练习有益健康，拿这书的解法去面人就比较苛刻

Hacker's delight is a interesting book. The only problem is it skiped many steps and hard to follow. For example, one of the topic is how to cout the number of binary 1s for a unsigned interger.

1. Easy answer start from here
unsigned int CountBitOne(unsigned int x)
{
   unsigned int count = 0;
   while(x)
   {
      count += x & 1;
      x>>= 1;
   }
   return count;
}
Note: don't use for loop! That's not efficient as while loop. Think about the sparse 1 case.


2. A well know trick.
unsigned int CountBitOne(unsigned int x)
{
   unsigned int count = 0;
   while(x)
   {
      ++count;
      x &= (x -1);
   }
   return count;
}
It is easy to prove x&(x-1) reset the least significiant bit of 1 of value. Suppose we have 8bits interger value
x b'XXXX1000 (Capital X means either 1 or 0)
x-1 b'XXXX0111
x&(x-1) b'XXXX0000

3. Can you do more optimization? Look up table is a good, and probbaly the fast solution, just make sure your lookup table is always in cache.

4. Method 1 and 2 count one bit at one time. Can we do more bits at the same time?
Divide and Conquer Algorithm. Suppose there is a 8bit integer 213(11010101 in binary), the algorithm works like this(each time merge two neighbor blocks):
+-------------------------------+
| 1 | 1 | 0 | 1 | 0 | 1 | 0 | 1 | <- x
| 1 0 | 0 1 | 0 1 | 0 1 | <- first time merge
| 0 0 1 1 | 0 0 1 0 | <- second time merge
| 0 0 0 0 0 1 0 1 | <- third time ( answer = 00000101 = 5)
+-------------------------------+

uint32_t CountBitOne(uint32_t x)
{
  x = (x & 0x55555555) + ((x >> 1) & 0x55555555);
  x = (x & 0x33333333) + ((x >> 2) & 0x33333333);
  x = (x & 0x0F0F0F0F) + ((x >> 4) & 0x0F0F0F0F);
  x = (x & 0x00FF00FF) + ((x >> 8) & 0x00FF00FF);
  x = (x & 0x0000FFFF) + ((x >> 16)& 0x0000FFFF);
  return x;
}

I changed the parameter's type to uint32_t sicne the introduction of magic binary numbers.
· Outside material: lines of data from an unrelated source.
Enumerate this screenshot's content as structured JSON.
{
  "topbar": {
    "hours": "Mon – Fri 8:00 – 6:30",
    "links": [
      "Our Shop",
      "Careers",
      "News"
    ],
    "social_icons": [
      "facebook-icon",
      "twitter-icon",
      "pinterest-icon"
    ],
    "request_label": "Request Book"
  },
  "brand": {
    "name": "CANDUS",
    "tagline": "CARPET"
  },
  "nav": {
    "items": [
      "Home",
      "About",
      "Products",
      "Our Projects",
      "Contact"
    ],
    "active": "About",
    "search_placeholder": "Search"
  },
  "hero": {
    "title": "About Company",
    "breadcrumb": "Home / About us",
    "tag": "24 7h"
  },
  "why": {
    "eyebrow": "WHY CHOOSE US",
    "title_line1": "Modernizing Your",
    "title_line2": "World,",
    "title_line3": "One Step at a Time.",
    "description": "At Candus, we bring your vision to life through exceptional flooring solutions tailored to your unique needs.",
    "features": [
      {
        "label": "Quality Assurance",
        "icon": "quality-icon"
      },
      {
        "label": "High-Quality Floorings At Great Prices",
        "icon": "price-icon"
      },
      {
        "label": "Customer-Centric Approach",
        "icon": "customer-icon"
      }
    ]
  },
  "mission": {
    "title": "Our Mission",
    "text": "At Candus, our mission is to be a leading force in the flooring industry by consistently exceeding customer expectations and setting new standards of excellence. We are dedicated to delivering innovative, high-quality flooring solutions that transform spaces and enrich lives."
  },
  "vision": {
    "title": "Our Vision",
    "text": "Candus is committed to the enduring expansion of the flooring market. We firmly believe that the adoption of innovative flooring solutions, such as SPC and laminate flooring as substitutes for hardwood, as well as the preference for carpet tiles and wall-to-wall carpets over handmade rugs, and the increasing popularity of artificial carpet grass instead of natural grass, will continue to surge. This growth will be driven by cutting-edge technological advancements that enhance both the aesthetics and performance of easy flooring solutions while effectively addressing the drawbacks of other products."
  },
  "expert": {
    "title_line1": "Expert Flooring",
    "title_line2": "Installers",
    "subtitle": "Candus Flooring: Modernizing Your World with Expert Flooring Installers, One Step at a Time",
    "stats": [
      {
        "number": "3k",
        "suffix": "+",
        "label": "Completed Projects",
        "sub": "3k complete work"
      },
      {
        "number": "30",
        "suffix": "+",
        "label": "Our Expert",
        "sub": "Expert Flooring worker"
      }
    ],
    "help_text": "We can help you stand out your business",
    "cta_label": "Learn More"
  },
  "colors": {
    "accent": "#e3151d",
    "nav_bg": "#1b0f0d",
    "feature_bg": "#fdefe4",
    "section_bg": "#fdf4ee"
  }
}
5. Divide and conqure method provided in Hacker's delight
https://books.google.com/books?id=iBNKMspIlqEC&pg=PA66&hl=en#v=onepage&q&f=false


uint32_t pop(uint32_t x)
{
    x = x - ((x >> 1) & 0x55555555);
    x = (x & 0x33333333) + ((x >> 2) & 0x33333333);
    x = (x + (x >> 4)) & 0x0F0F0F0F;
    x = x + (x >> 8);
    x = x + (x >> 16);
    return x & 0x0000003F;
}

The first line of this algorith has the same effect as method 4, proved by truth table
 ---------------------------------------------
 | v | (v >> 1) & 0b0101 | v - x |
 ---------------------------------------------
   0b00 0b00 0b00
   0b01 0b00 0b01
   0b10 0b01 0b01
   0b11 0b01 0b10
   
6. Last one is the so called "fastest way—without using lookup tables and popcount.", copied from
http://graphics.stanford.edu/~seander/bithacks.html#CountBitsSetParallel
It counts the set bits with just 12 operations.
uint32_t popcount(uint32_t v) {
    v = v - ((v >> 1) & 0x55555555); // put count of each 2 bits into those 2 bits
    v = (v & 0x33333333) + ((v >> 2) & 0x33333333); // put count of each 4 bits into those 4 bits
    return ((v + (v >> 4) & 0xF0F0F0F) * 0x1010101) >> 24;
}
The trick is to multiply the result by 0b10101010 which has an interesting property. If our number has four bytes, A B C D, it will result in a new number with these bytes A+B+C+D B+C+D C+D D. A 4 byte number can have maximum of 32 bits set, which can be represented as 0b00100000.

All we need now is the first byte which has the sum of all set bits in all the bytes, and we get it by >> 24.

7. Intel x86 CPU has a POPCOUNT in SSE instruction set to count the number of 1s. On the GNU compiler you can just use:
  int __builtin_popcount (unsigned int x);
In the worst case the compiler will generate a call to a function. In the best case the compiler will emit a cpu instruction to do the same job faster. Unfortunately there is no equivelant on ARM yet.